Subject: Re: ATM NIC support
To: None <thorpej@nas.nasa.gov>
From: Ty Sarna <tsarna@endicor.com>
List: tech-net
Date: 02/27/1997 13:59:26
Jason Thorpe wrote:
> 
> 	- The reply of an ATMARP request is not something you can
> 	  use immediately to communicate with the target host.  The
> 	  reply consists of 1 or 2 20-byte MAC addresses in some
> 	  combination of NSAP or E.164 formats (the combinations
> 	  are well-defined ... I just don't recall them at the moment;
> 	  it's been a while :-)  The host must then signal with the
> 	  switch to establish an SVC for that MAC address.  (At least,
> 	  that's how I remember it; someone who's mucked with it more
> 	  recently than I may want to correct me if I'm wrong :-)

So, if you'll bear with me for a little gedanken experament here,
because I want to learn more about these issues....
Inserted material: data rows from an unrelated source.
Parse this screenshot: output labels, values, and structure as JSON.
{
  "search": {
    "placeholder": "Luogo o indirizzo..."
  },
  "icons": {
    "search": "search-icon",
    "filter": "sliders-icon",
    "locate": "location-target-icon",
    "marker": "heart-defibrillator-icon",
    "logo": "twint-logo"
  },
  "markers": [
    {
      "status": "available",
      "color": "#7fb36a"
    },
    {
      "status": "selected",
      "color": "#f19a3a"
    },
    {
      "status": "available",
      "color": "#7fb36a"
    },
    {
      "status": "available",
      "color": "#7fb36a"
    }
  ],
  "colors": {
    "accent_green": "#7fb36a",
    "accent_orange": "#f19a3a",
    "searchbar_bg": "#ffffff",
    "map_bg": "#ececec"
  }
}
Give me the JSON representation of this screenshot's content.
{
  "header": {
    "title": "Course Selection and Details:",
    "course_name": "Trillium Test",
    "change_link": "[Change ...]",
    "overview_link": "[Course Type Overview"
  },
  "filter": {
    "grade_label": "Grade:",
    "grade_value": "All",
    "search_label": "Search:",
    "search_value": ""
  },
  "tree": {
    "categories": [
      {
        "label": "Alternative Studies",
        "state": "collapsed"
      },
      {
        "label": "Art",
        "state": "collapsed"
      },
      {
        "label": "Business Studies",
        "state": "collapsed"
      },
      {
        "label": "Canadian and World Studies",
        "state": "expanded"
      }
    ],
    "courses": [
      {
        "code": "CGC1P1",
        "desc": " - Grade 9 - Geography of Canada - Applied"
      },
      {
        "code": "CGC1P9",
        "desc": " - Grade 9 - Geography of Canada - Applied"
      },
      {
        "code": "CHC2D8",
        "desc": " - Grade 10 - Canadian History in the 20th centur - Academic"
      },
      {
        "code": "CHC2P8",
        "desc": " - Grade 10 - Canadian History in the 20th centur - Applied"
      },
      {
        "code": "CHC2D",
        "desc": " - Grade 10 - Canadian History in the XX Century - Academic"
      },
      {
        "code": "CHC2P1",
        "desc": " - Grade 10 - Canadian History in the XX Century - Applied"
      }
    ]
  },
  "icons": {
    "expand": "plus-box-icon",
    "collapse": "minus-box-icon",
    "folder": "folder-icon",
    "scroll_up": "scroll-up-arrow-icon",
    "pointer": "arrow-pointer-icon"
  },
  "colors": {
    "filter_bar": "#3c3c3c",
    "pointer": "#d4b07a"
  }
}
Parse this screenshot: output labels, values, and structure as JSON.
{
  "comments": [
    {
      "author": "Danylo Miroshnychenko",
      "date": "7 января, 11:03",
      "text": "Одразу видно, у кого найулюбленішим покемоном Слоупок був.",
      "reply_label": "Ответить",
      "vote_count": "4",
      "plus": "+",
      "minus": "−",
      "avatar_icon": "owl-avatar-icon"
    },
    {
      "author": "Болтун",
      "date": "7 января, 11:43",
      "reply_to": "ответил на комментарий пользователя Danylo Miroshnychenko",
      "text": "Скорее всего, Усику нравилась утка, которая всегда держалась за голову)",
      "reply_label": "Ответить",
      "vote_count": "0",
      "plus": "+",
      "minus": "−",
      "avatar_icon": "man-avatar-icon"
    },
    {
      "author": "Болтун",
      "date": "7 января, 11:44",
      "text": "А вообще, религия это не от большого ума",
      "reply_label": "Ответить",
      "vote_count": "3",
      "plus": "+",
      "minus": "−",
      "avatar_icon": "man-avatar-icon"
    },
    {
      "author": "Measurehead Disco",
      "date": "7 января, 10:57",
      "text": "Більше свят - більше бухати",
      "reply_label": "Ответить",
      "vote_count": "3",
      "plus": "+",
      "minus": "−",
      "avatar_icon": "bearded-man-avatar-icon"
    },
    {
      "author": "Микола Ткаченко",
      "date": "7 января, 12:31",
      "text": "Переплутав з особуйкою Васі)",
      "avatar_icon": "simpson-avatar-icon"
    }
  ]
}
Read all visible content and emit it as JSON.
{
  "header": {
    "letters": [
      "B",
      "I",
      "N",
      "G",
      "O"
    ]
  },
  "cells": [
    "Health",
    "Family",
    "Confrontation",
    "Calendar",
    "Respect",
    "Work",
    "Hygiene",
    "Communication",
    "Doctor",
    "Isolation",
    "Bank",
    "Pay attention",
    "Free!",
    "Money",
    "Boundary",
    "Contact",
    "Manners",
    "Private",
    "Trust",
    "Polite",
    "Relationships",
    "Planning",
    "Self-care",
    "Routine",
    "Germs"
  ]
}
Say I was writing a SANA-II ATM driver (because, you know, there are
just tons of Zorro-III ATM bords on the market, being that there's a
huge market for them and all ;->).  Or any sort of driver for a network
stack that doesn't want to deal directly with the vagaries of ATM. 
Consider the following approach using a fake interface that sits atop
the real ATM interface:

Network driver pretends to be for a standard-ish network type, with
LLA's of sizeof(void *) bytes.  IP stack wants to send a packet to a ATM
machine, so it sends an ARP packet to the driver, requesting the LLA. 
Driver knows that ARP packet is an ARP packet (by the packet type),
extracts the information, uses the real ATM interface to ATMARP, opens a
SVC (Somethingorother Virtual Circuit?), allocates a block of memory to
contain the SVC's state, and returns a fake ARP reply with the address
of the SVC state block as the LLA. 

Now the IP stack wants to send a packet to that ATM machine, so it takes
the phony LLA it ARP'd, and sends off a packet to that LLA.  The
network driver looks up the SVC by the LLA, and sends the packet over
the SVC on the real interface. 

Danger: user can manipulate arp cache manually. So maybe use hash table
keys rather than pointers in the above.

Am I off my rocker, or is this an at least halfway sane method of coping
with ATM? It uses a layered approach where the stack doesn't have to
suddently acquire a lot more knowledge of the link level protocols, and
has the advantage of supporting several methods of IP-over-ATM at once
(one fake interface per type) on the same real interface.

For that matter it could work for any sort of "IP over
non-Point-to-Point Virtual-Circuit" deal, like IP over TCP without
predetermined point-to-point connections.